Since Hornclauses are a fragment of FOL, it also holds for pure Prolog.

Shouldn’t this be the opposite?

Horn clauses are a fragment, so they are pretty certain to not derive everything that is true in a Model (to speak not even about a conclusion being unreachable for practical reasons). Just let them be “don’t know” (or “pseudo-false” under Negation-as-Failure, what I like to call “no evidence for”)

(Completeness is overrated anyway. Who wants to derive everything that is considered true? What is important is soundness: Do not label statements as true using a proof mechanism when they are aren’t true in the model. That would be bad!)

Here is a good reference:

https://plato.stanford.edu/entries/reasoning-automated/

Soundness and completeness are two (metatheoretical) properties of a calculus that are particularly important for automated deduction. **Soundness** states that the rules of the calculus are truth-preserving. For a direct calculus this means that if Γ ⊢ α then Γ ⊨ α. For indirect calculi, soundness means that if Γ∪{~α} ⊢ ⊥ then Γ ⊨ α. **Completeness** in a direct calculus states that if Γ ⊨ α then Γ ⊢ α. For indirect calculi, the completeness property is expressed in terms of **refutations** since one establishes that Γ ⊨ α by showing the existence of a proof, not of α from Γ, but of ⊥ from Γ∪{~α}. Thus, an indirect calculus is **refutation complete** if Γ ⊨ α implies Γ∪{~α} ⊢ ⊥. Of the two properties, soundness is the most desirable. An incomplete calculus indicates that there are entailment relations that cannot be established within the calculus. For an automated reasoning program this means, informally, that there are true statements that the program cannot prove. Incompleteness may be an unfortunate affair but lack of soundness is a truly problematic situation since an unsound reasoning program would be able to generate false conclusions from perfectly true information.

And a bit further:

Last but not least, in order to improve their efficiency, many implementations of Prolog do not implement unification fully and bypass a time-consuming yet critical test—the so-called **occurs-check** —responsible for checking the suitability of the unifiers being computed. This results in an unsound calculus and may cause a goal to be entailed by a Prolog program (from a computational point of view) when in fact it should not (from a logical point of view).
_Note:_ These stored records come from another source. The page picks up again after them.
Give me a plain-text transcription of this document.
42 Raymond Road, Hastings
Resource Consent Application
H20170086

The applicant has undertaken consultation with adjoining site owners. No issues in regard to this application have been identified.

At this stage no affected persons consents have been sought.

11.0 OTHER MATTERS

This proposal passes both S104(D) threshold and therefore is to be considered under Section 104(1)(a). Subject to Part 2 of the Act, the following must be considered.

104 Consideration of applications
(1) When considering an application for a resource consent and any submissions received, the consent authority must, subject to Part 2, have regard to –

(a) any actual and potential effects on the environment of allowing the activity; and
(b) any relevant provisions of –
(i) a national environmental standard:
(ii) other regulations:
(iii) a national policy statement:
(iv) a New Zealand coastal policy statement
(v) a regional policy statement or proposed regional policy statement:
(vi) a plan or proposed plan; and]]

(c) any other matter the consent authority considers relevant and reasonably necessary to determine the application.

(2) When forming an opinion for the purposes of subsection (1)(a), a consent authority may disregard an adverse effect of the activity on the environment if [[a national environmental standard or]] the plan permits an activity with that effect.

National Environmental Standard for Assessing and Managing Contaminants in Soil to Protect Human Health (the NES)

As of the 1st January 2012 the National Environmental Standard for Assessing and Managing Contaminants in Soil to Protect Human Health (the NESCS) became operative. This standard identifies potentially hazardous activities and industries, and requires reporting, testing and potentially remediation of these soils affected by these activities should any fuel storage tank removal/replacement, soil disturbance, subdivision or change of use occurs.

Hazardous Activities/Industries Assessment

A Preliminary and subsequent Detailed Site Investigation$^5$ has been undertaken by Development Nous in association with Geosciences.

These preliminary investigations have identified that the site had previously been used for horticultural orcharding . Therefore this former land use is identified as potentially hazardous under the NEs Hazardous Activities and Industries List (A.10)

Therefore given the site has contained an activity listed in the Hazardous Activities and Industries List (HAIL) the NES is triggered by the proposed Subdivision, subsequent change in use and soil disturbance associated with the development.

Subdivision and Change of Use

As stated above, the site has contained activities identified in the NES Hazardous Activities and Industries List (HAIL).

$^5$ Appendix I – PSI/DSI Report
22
There are variations of Prolog intended to extend its scope. By implementing a model elimination procedure, the Prolog Technology Theorem Prover (PTTP) (Stickel 1992) extends Prolog into full first-order logic. The implementation achieves both soundness and completeness. Moving beyond first-order logic, λProlog (Miller & Nadathur 1988) bases the language on higher-order constructive logic.